Paper: https://arxiv.org/abs/2201.11701
Executable scripts can be found in the scripts directory.
Source code can be found in the src directory.
One copy of each trained model can be found in models.
Outputs from experiments can be found in out.
Results can be found in results.
We use five custom data set implementations:
mnist_bags.py, crc_dataset.py, sival_dataset, musk_dataset and tef_dataset;
all inherit from mil_dataset.py.
Rather than returning a single instance, they return a bag of instances and a single label.
Sources:
- SIVAL: http://pages.cs.wisc.edu/~bsettles/data/
- MNIST: https://pytorch.org/vision/stable/datasets.html#mnist
- CRC: https://warwick.ac.uk/fac/cross_fac/tia/data/crchistolabelednucleihe/
- Musk: https://archive.ics.uci.edu/ml/datasets/Musk+%28Version+2%29
- Tiger, Elephant and Fox: http://www.cs.columbia.edu/~andrews/mil/datasets.html
The models are implemented in src/model.
We provide trained versions of these models in the models directory.

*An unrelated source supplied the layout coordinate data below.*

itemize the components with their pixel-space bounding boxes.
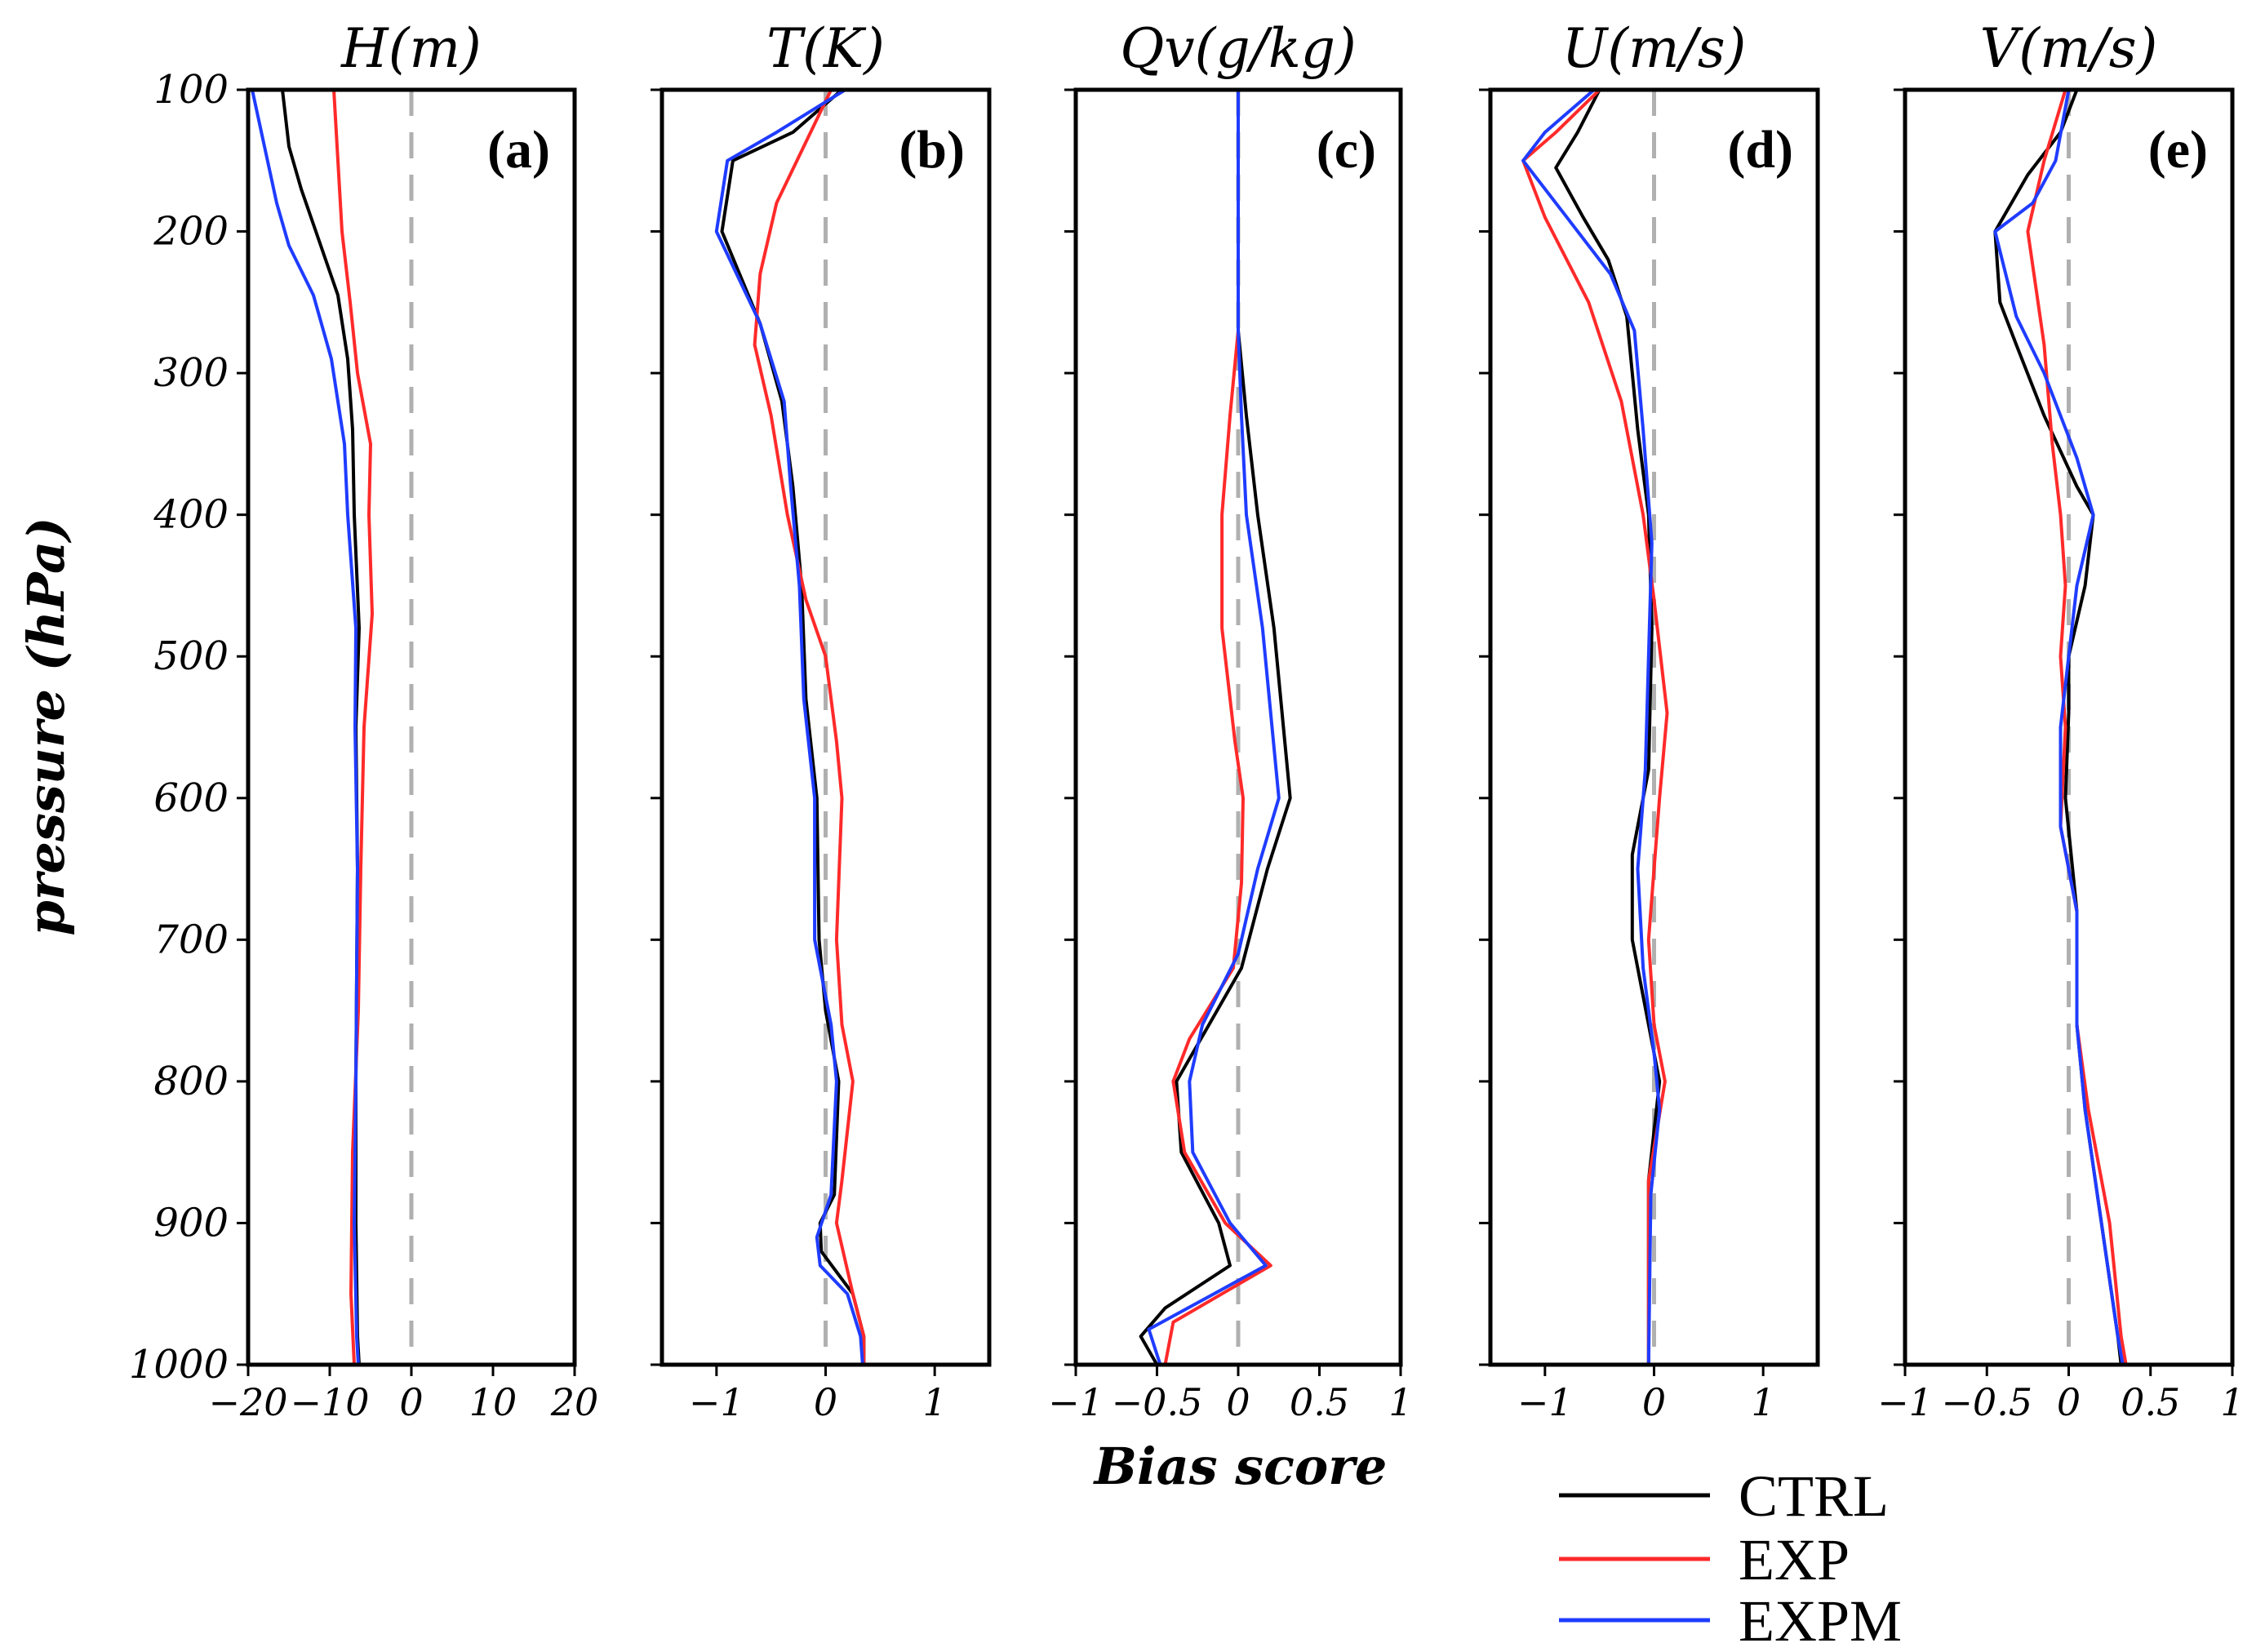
panel-letter: (a) — [487, 120, 550, 180]
series-ctrl-line — [1554, 89, 1662, 1365]
series-exp-line — [1521, 88, 1669, 1365]
x-tick-label: 10 — [469, 1380, 517, 1424]
panel-c: Qv(g/kg) (c) −1 −0.5 0 0.5 1 — [1048, 17, 1413, 1424]
panel-a: H(m)(a) −20 −10 0 10 20 100 200 300 400 500 600 700 8… — [129, 17, 598, 1424]
x-tick-label: −1 — [1517, 1380, 1573, 1424]
legend-label: EXPM — [1739, 1588, 1902, 1652]
legend-entry-expm: EXPM — [1559, 1588, 1902, 1652]
series-exp-line — [753, 89, 866, 1365]
panel-e: V(m/s) (e) −1 −0.5 0 0.5 1 — [1877, 17, 2245, 1424]
series-ctrl-line — [1139, 330, 1292, 1366]
x-tick-label: −0.5 — [1112, 1380, 1203, 1424]
y-tick-label: 400 — [153, 492, 229, 538]
series-expm-line — [1521, 88, 1662, 1366]
y-tick-label: 100 — [153, 67, 229, 113]
y-tick-label: 500 — [153, 633, 229, 679]
x-tick-label: 0 — [814, 1380, 837, 1424]
y-tick-label: 200 — [153, 209, 229, 255]
x-tick-label: 0 — [1642, 1380, 1666, 1424]
series-exp-line — [332, 89, 374, 1366]
x-tick-label: 0 — [2057, 1380, 2081, 1424]
x-tick-label: 1 — [2220, 1380, 2244, 1424]
panel-letter: (c) — [1317, 120, 1376, 180]
panel-title: U(m/s) — [1562, 17, 1747, 80]
x-tick-label: −10 — [290, 1380, 369, 1424]
x-tick-label: 0.5 — [2121, 1380, 2180, 1424]
panel-letter: (b) — [899, 120, 965, 180]
series-ctrl-line — [1993, 89, 2123, 1366]
y-tick-label: 900 — [153, 1200, 229, 1246]
panel-title: Qv(g/kg) — [1120, 17, 1357, 80]
series-expm-line — [251, 89, 360, 1366]
x-tick-label: 1 — [923, 1380, 947, 1424]
x-tick-label: 1 — [1388, 1380, 1412, 1424]
x-tick-label: 0.5 — [1290, 1380, 1349, 1424]
panel-title: V(m/s) — [1980, 17, 2158, 80]
series-expm-line — [714, 88, 864, 1366]
legend-label: EXP — [1739, 1527, 1850, 1592]
panel-letter: (d) — [1727, 120, 1793, 180]
x-axis-label: Bias score — [1093, 1437, 1388, 1496]
panel-title: T(K) — [766, 17, 885, 80]
x-tick-label: 0 — [1226, 1380, 1250, 1424]
x-tick-label: −1 — [1877, 1380, 1933, 1424]
panel-title: H(m) — [340, 17, 482, 80]
y-tick-label: 600 — [153, 775, 229, 821]
panel-d: U(m/s) (d) −1 0 1 — [1479, 17, 1820, 1424]
series-expm-line — [1147, 90, 1281, 1366]
y-axis-label: pressure (hPa) — [16, 517, 76, 936]
y-tick-label: 300 — [153, 350, 229, 396]
series-exp-line — [2026, 89, 2128, 1366]
y-tick-label: 700 — [153, 917, 229, 962]
x-tick-label: 1 — [1752, 1380, 1775, 1424]
panel-letter: (e) — [2148, 120, 2208, 180]
x-tick-label: −1 — [1048, 1380, 1104, 1424]
y-tick-label: 1000 — [129, 1342, 229, 1388]
x-tick-label: −20 — [208, 1380, 287, 1424]
legend-entry-exp: EXP — [1559, 1527, 1850, 1592]
series-expm-line — [1993, 89, 2125, 1366]
panel-b: T(K)(b) −1 0 1 — [651, 17, 992, 1424]
legend-label: CTRL — [1739, 1463, 1889, 1529]
x-tick-label: −0.5 — [1941, 1380, 2032, 1424]
panels: H(m)(a)−20 −10 0 10 201002003004005006007008… — [129, 17, 2245, 1424]
x-tick-label: 0 — [399, 1380, 423, 1424]
series-ctrl-line — [720, 88, 866, 1365]
y-tick-label: 800 — [153, 1059, 229, 1104]
x-tick-label: −1 — [689, 1380, 744, 1424]
legend-entry-ctrl: CTRL — [1559, 1463, 1889, 1529]
x-tick-label: 20 — [550, 1380, 599, 1424]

The training scripts are in scripts/train.
These can be used to train single or multiple models.
They were tuned using the scripts in scripts/tune .
The interpretability functionality can be found in the src/interpretability directory.
The methods are implemented in interpretability/instance_attribution.
Our experiment scripts can be found in scripts/experiments.
These produce the sample size figures found in the paper.
The output scripts can be found in scripts/out.
These produce the interpretability outputs found in the paper.
The milli_weights_plot file produces the plots for the MILLI curve and integral.
All paths are relative to the root of the repo, so scripts must be executed from this location.
Required libraries can be found in requirements.txt.